“Ich persönlich bin eine gewissenhafte Studentin und werde mir Notizen in der LVA machen!” – meine Wenigkeit vor ungefähr 1,5 Jahren…. Wie sehr drückt es mir jetzt vor Lachen Tränen in die Augen. Ich denke jeder kann spätestens ab dem 2. Semester meinen jetzigen Gemütszustand nachvollziehen. Der gute Vorsatz hat nicht allzu lange angehalten und bewegt sich jetzt ungefähr irgendwo zwischen halb-dösend neben der Online-LVA und Folien markieren die vom Prof. als EXTRA WICHTIG betont werden. Dementsprechend wurden Zusammenfassungen, vor allem auch von Vorgänger-Studienjahren, immer interessanter für mich. Einige meiner Erfahrungen mit diesen tlw. fragwürdigen Zusammenfassungen möchte ich euch in diesem Blogbeitrag schildern.

Wie schön ist doch der Moment, in dem man auf der Cloud eine Zusammenfassung der bevorstehenden Prüfung findet die ein 200 Seiten Skript auf 15 Seiten kürzt?! Ein Traum, meiner Meinung nach zumindest, aber klar jede Münze hat zwei Seiten. Kurz nach meiner glorreichen Entdeckung wird der FH-Whatsapp-Chat auch schon wieder mit verschiedensten Versionen von Zusammenfassungen verschiedenster Autoren gefüllt und schwups, aus den 15 Seiten sind erneut 199 geworden. Tja, jetzt fragt man sich natürlich, welche ist wohl die beste? Aber um das zu beantworten müssen ja doch wieder alle durchgelesen werden und man verliert nur unnötig Lernzeit. Deshalb hab ich mir eine Taktik zurecht gelegt, welche bis dato gar nicht so schlecht funktioniert hat und mir bis jetzt einen Zweit-Antritt erspart hat.

Schritt Nr. 1: Überblick verschaffen!

Auch wenn es nach viel Arbeit aussieht, aber am besten ist es doch das Skript des Professors zumindest durchzulesen, um eine Vorstellung vom Umfang, aber vor allem vom Inhalt zu bekommen. So weiß ich im groben welche Themen vorhanden sind und laufe nicht Gefahr etwas zu übersehen.

Schritt Nr. 2: Zusammenfassungen vergleichen!
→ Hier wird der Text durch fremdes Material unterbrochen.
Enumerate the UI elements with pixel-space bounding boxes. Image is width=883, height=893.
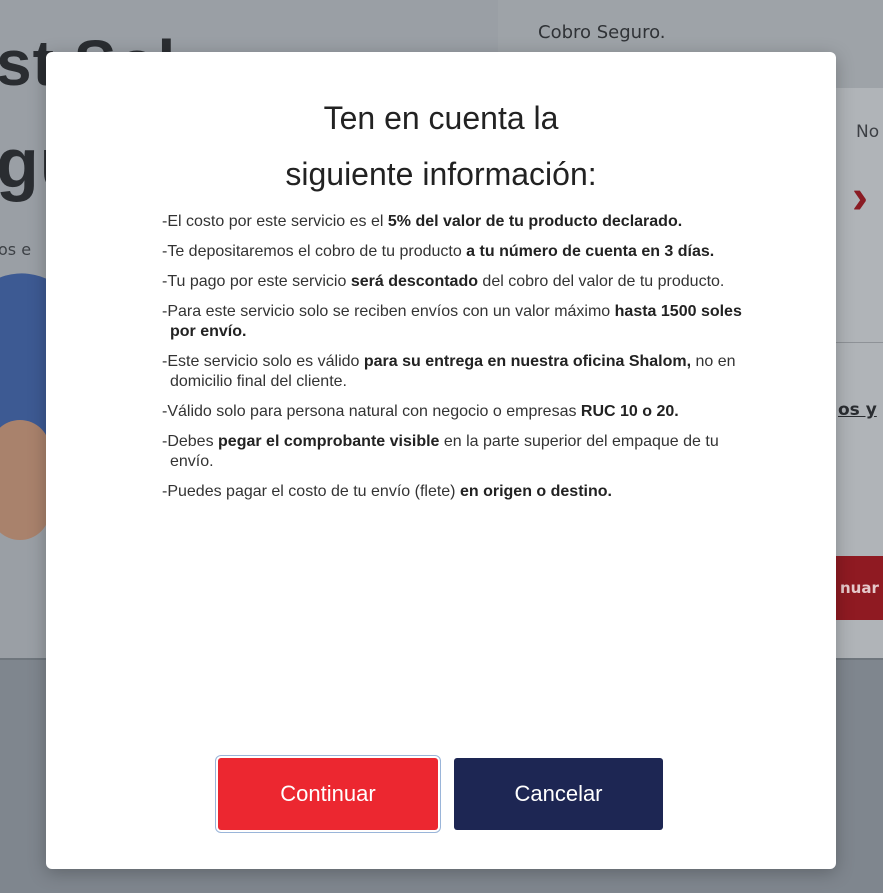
modal-title: Ten en cuenta la siguiente información: bbox=[46, 90, 836, 202]
terms-link: os y bbox=[838, 400, 877, 420]
info-item: -Válido solo para persona natural con ne… bbox=[162, 403, 679, 420]
cancel-button[interactable]: Cancelar bbox=[454, 758, 663, 830]
info-item: -Tu pago por este servicio será desconta… bbox=[162, 273, 725, 290]
secure-collection-label: Cobro Seguro. bbox=[538, 22, 666, 43]
right-panel-label: No bbox=[856, 122, 880, 142]
info-list: -El costo por este servicio es el 5% del… bbox=[162, 212, 742, 512]
info-item: -Para este servicio solo se reciben enví… bbox=[162, 303, 742, 340]
info-modal: Ten en cuenta la siguiente información: … bbox=[46, 52, 836, 869]
info-item: -El costo por este servicio es el 5% del… bbox=[162, 213, 683, 230]
hero-subtext: os e bbox=[0, 240, 32, 259]
info-item: -Te depositaremos el cobro de tu product… bbox=[162, 243, 715, 260]
modal-title-line2: siguiente información: bbox=[285, 156, 597, 192]
chevron-right-icon: › bbox=[852, 171, 868, 224]
info-item: -Puedes pagar el costo de tu envío (flet… bbox=[162, 483, 612, 500]
hero-illustration-hand bbox=[0, 420, 50, 540]
background-continue-button: nuar bbox=[836, 556, 883, 620]
continue-button[interactable]: Continuar bbox=[218, 758, 438, 830]
info-item: -Debes pegar el comprobante visible en l… bbox=[162, 433, 719, 470]
right-panel-divider bbox=[836, 342, 883, 343]
info-item: -Este servicio solo es válido para su en… bbox=[162, 353, 736, 390]
modal-title-line1: Ten en cuenta la bbox=[323, 100, 559, 136]
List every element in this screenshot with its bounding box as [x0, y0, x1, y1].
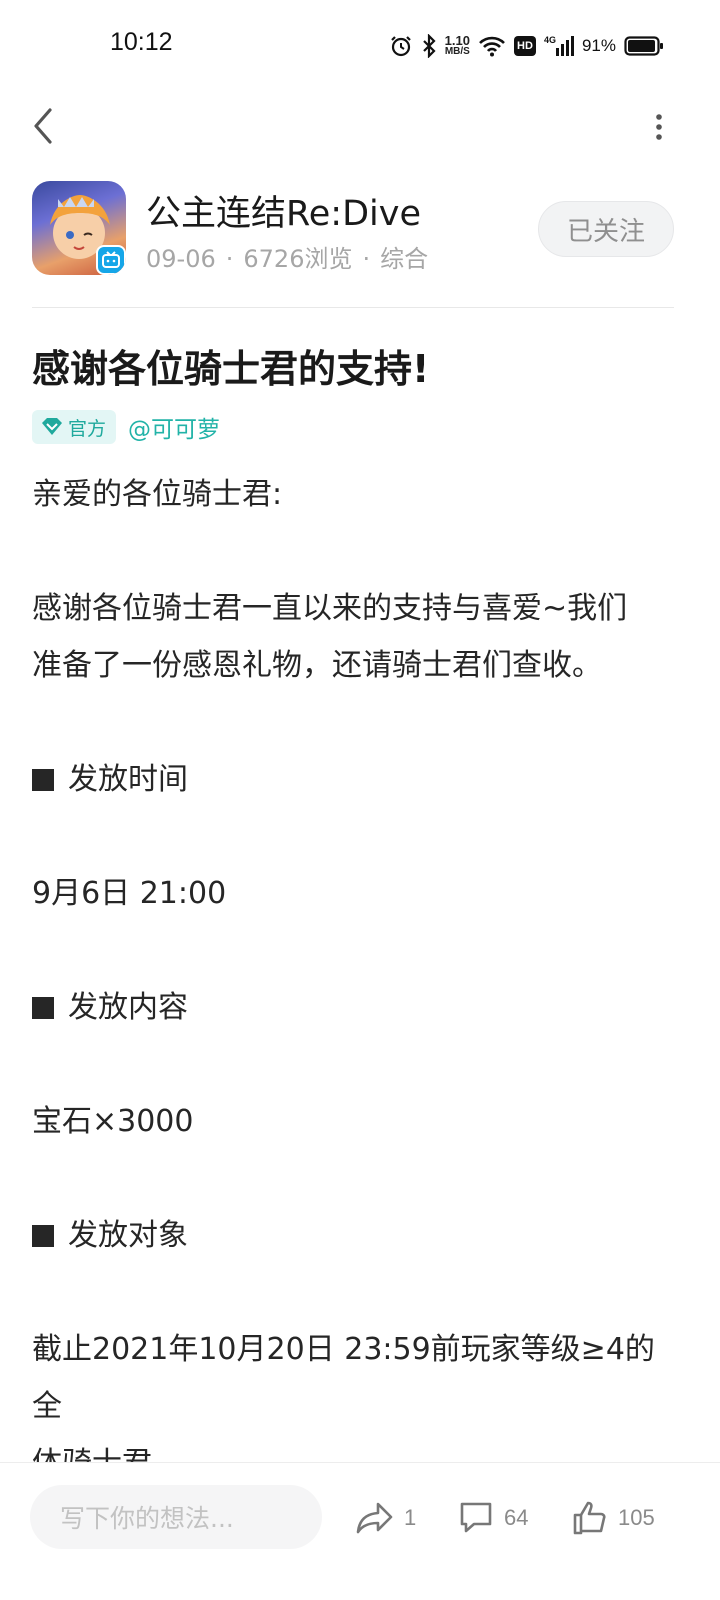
- more-vertical-icon[interactable]: [654, 114, 664, 140]
- back-icon[interactable]: [28, 106, 58, 146]
- bluetooth-icon: [421, 34, 437, 58]
- comment-button[interactable]: 64: [458, 1493, 528, 1543]
- battery-icon: [624, 35, 664, 57]
- mention-link[interactable]: @可可萝: [128, 410, 220, 444]
- time-value: 9月6日 21:00: [32, 876, 227, 911]
- thumbs-up-icon: [573, 1501, 606, 1535]
- bottom-action-bar: 写下你的想法... 1 64 105: [0, 1462, 720, 1600]
- bilibili-badge-icon: [96, 245, 126, 275]
- target-value-line-1: 截止2021年10月20日 23:59前玩家等级≥4的全: [32, 1332, 655, 1424]
- tag-row: 官方 @可可萝: [32, 410, 220, 444]
- net-speed: 1.10 MB/S: [444, 33, 470, 57]
- post-meta: 09-06 · 6726浏览 · 综合: [146, 245, 429, 273]
- post-title: 感谢各位骑士君的支持!: [32, 347, 430, 391]
- section-heading-content: 发放内容: [32, 979, 672, 1036]
- diamond-heart-icon: [42, 418, 62, 435]
- official-label: 官方: [68, 417, 107, 440]
- post-body: 亲爱的各位骑士君: 感谢各位骑士君一直以来的支持与喜爱~我们 准备了一份感恩礼物…: [32, 466, 672, 1492]
- status-icons: 1.10 MB/S HD 4G 91%: [389, 30, 664, 62]
- comment-count: 64: [504, 1505, 529, 1530]
- avatar[interactable]: [32, 181, 126, 275]
- content-value: 宝石×3000: [32, 1104, 194, 1139]
- comment-icon: [460, 1502, 492, 1533]
- author-header: 公主连结Re:Dive 09-06 · 6726浏览 · 综合 已关注: [32, 181, 688, 277]
- wifi-icon: [478, 35, 506, 57]
- signal-icon: 4G: [544, 34, 574, 58]
- square-bullet-icon: [32, 1225, 54, 1247]
- like-button[interactable]: 105: [572, 1493, 655, 1543]
- status-bar: 10:12 1.10 MB/S HD 4G 91%: [0, 0, 720, 90]
- share-icon: [356, 1502, 393, 1534]
- svg-text:4G: 4G: [544, 35, 556, 45]
- section-heading-time: 发放时间: [32, 751, 672, 808]
- share-button[interactable]: 1: [356, 1493, 416, 1543]
- post-category[interactable]: 综合: [380, 245, 428, 273]
- battery-percent: 91%: [581, 36, 616, 55]
- status-time: 10:12: [110, 28, 173, 56]
- greeting: 亲爱的各位骑士君:: [32, 477, 283, 512]
- author-name[interactable]: 公主连结Re:Dive: [146, 185, 421, 236]
- like-count: 105: [618, 1505, 655, 1530]
- view-count: 6726浏览: [243, 245, 353, 273]
- comment-input[interactable]: 写下你的想法...: [30, 1485, 322, 1549]
- official-tag: 官方: [32, 410, 117, 444]
- share-count: 1: [404, 1505, 417, 1530]
- intro-line-2: 准备了一份感恩礼物，还请骑士君们查收。: [32, 648, 602, 683]
- post-date: 09-06: [146, 245, 216, 273]
- hd-badge: HD: [513, 36, 536, 56]
- divider: [32, 307, 674, 308]
- square-bullet-icon: [32, 997, 54, 1019]
- alarm-icon: [389, 34, 413, 58]
- square-bullet-icon: [32, 769, 54, 791]
- follow-button[interactable]: 已关注: [538, 201, 674, 257]
- intro-line-1: 感谢各位骑士君一直以来的支持与喜爱~我们: [32, 591, 628, 626]
- section-heading-target: 发放对象: [32, 1207, 672, 1264]
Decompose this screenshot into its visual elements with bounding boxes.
Im ernsten Hinblick schaue ich mir die Seitenzahl an, denn auch wenn es verführerisch ist die Zusammenfassung zu nehmen welche den wenigsten Seiten hat, ist das doch oft ein Indiz für ihre Qualität… manchmal ist halt weniger doch nicht mehr. Aber auch andersrum macht es keinen Sinn, Zusammenfassungen bei denen die Autoren etwas übertrieben und jedes noch so kleinste Detail reingepackt haben, helfen auch nicht weiter. Ein goldenes Mittelmaß ist der Schlüssel zum Erfolg, zumindest für mich, denn ganz ehrlich ich strebe keinen Summa cum laude Abschluss an. Und wer, so wie ich, berufsbegleitend studiert kann das sicher auch verstehen!

Schritt Nr. 3: Feedback einholen!

Ich prüfe natürlich nicht alle Zusammenfassung selbst, das wäre viel zu zeitaufwendig und verwirrend. Aus diesem Grund habe ich ein paar ausgewählte Studienkollegen, von denen ich weiß, dass sie einen ähnliche Vorstellung von Qualität und Detailgenauigkeit an den Tag legen wie ich, mit denen ich mich zusammenschließe und die Zusammenfassungen bewerte.

Schritt Nr. 4: Bleib dir treu!

Ist nun endlich die richtige Zusammenfassung gefunden, verlasse ich mich doch nicht 100%ig darauf. Einerseits kann man ja nicht ausschließen, dass der Prof in unseren Studienjahr den Stoff doch etwas verändert hat und zum anderen würde mir mein schlechtes Gewissen den Schlaf rauben. Deshalb verwende ich tatsächlich beides: die ausgewählte Zusammenfassung UND das Skript des Profs! Das ganze funktioniert so: Überblick verschaffe ich mir mit dem Skript. Die wichtigsten, herausstechenden Punkte werden mit der Zusammenfassung gelernt und die Themen bei denen ich mir unsicher bin werden dann schlussendlich doch wieder vom Skript gelernt. 

Für mich hat sich dieser Weg als perfektes Mittelmaß herauskristallisiert und lässt sich mit meinem Zeitmanagement auch super verbinden! Mein Rat an euch: Zusammenfassung sind es definitiv wert auszuprobieren, aber kein Wundermittel!